Metode ini tetap langgeng pada setiap masa, sejak masa Rasulullah saw. hingga
berakhirnya Daulah Islam. Metode seperti ini, secara mutlak, tidak pernah
mengalami perubahan. Sejak menegakkan Daulah Islam di Madinah, Rasulullah
saw. segera menyiapkan pasukan dan mulai berjihad untuk menghancurkan
barikade-barikade fisik yang menghalangi laju dakwah. Quraisy adalah
barikade fisik yang menghalangi laju dakwah Islam.

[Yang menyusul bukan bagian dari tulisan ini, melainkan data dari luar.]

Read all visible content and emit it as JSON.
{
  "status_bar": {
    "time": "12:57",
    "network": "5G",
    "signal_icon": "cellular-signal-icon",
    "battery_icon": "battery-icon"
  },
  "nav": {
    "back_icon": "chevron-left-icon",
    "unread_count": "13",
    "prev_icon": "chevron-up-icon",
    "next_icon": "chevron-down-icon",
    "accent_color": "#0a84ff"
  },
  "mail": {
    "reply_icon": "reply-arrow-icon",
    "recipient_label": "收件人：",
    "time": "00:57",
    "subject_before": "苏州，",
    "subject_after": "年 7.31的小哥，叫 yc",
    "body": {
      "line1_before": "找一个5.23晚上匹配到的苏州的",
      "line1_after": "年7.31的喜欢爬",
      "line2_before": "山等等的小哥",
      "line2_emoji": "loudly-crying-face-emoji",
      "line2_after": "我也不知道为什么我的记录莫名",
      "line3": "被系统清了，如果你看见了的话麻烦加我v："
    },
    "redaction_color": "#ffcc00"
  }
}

Rasulullah saw.
berkeinginan menghancurkan barikade ini. Akhirnya, beliau berhasil
menghancurkan Quraisy sebagai kekuatan yang menghadang laju dakwah Islam,
sebagaimana beliau berhasil menghancurkan kekuatan-kekuatan lain yang
menghalangi dakwah Islam, sampai Islam tersebar ke seluruh jazirah Arab.

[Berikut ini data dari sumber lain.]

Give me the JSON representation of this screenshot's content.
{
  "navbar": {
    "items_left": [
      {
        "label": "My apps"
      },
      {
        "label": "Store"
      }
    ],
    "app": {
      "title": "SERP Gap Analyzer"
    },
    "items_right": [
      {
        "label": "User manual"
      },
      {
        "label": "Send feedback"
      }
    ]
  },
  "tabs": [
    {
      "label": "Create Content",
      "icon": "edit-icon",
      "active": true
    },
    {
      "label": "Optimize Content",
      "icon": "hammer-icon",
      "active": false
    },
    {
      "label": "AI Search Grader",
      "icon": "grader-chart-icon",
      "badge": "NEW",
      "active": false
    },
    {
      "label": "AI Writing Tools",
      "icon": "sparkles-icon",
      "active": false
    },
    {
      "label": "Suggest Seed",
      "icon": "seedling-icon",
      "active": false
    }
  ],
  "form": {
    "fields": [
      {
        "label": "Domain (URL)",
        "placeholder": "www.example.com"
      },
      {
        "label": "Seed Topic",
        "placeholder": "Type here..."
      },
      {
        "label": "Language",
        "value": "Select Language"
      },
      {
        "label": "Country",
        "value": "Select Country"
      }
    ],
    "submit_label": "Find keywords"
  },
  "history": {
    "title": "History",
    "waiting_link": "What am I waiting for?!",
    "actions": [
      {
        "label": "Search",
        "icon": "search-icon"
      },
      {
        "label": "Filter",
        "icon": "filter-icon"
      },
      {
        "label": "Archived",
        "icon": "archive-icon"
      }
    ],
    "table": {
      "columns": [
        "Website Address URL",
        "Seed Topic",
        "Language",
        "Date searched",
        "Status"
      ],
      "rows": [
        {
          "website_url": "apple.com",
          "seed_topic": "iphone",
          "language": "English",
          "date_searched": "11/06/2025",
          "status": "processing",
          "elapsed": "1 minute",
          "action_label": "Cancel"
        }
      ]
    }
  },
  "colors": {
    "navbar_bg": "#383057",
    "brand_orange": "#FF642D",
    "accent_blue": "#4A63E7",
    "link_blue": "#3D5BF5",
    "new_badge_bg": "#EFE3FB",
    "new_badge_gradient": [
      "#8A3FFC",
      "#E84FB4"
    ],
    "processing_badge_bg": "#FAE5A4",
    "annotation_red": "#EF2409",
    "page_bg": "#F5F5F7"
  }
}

Daulah Islam mulai mengetuk pintu-pintu umat lain untuk menyebarkan Islam
kepada mereka. Akan tetapi, muncul kemudian kekuatan-kekuatan yang
berwujud pemerintahan yang berdiri di atas umat-umat tersebut sebagai
penghalang fisik yang berusaha menghentikan dakwah Islam. Oleh karena
itu, kekuatan-kekuatan tersebut harus dihilangkan dari muka dakwah agar dakwah
Islam dapat mencapai umat itu sendiri dan agar mereka tunduk di bawah kekuasaan
Islam. Dengan begitu, mereka dapat melihat dan merasakan keadilan,
kebahagiaan, dan kesejahteraan hidup di bawah bendera Islam, sehingga pada
gilirannya, mereka ikut serta menyebarkan Islam dengan cara yang paling baik,
yakni tanpa pemaksaan dan intimidasi.
Dengan
demikian, jihad untuk menyebarkan Islam serta menaklukan berbagai negara dan
wilayah tertentu akan terus berlangsung. Dengan jihad, akan lenyaplah
seluruh kerajaan dan negara lain. Negara Islamlah yang akan mengatur
seluruh bangsa dan umat untuk kemudian menyebarkan Islam. Dengan begitu,
ratusan juta manusia akan menyakini Islam setelah terlebih dahulu dikuasai oleh
Islam. Walhasil, metode yang menyertai politik luar negeri negara Islam
adalah jihad yang bersifat tetap dan tidak akan pernah berubah.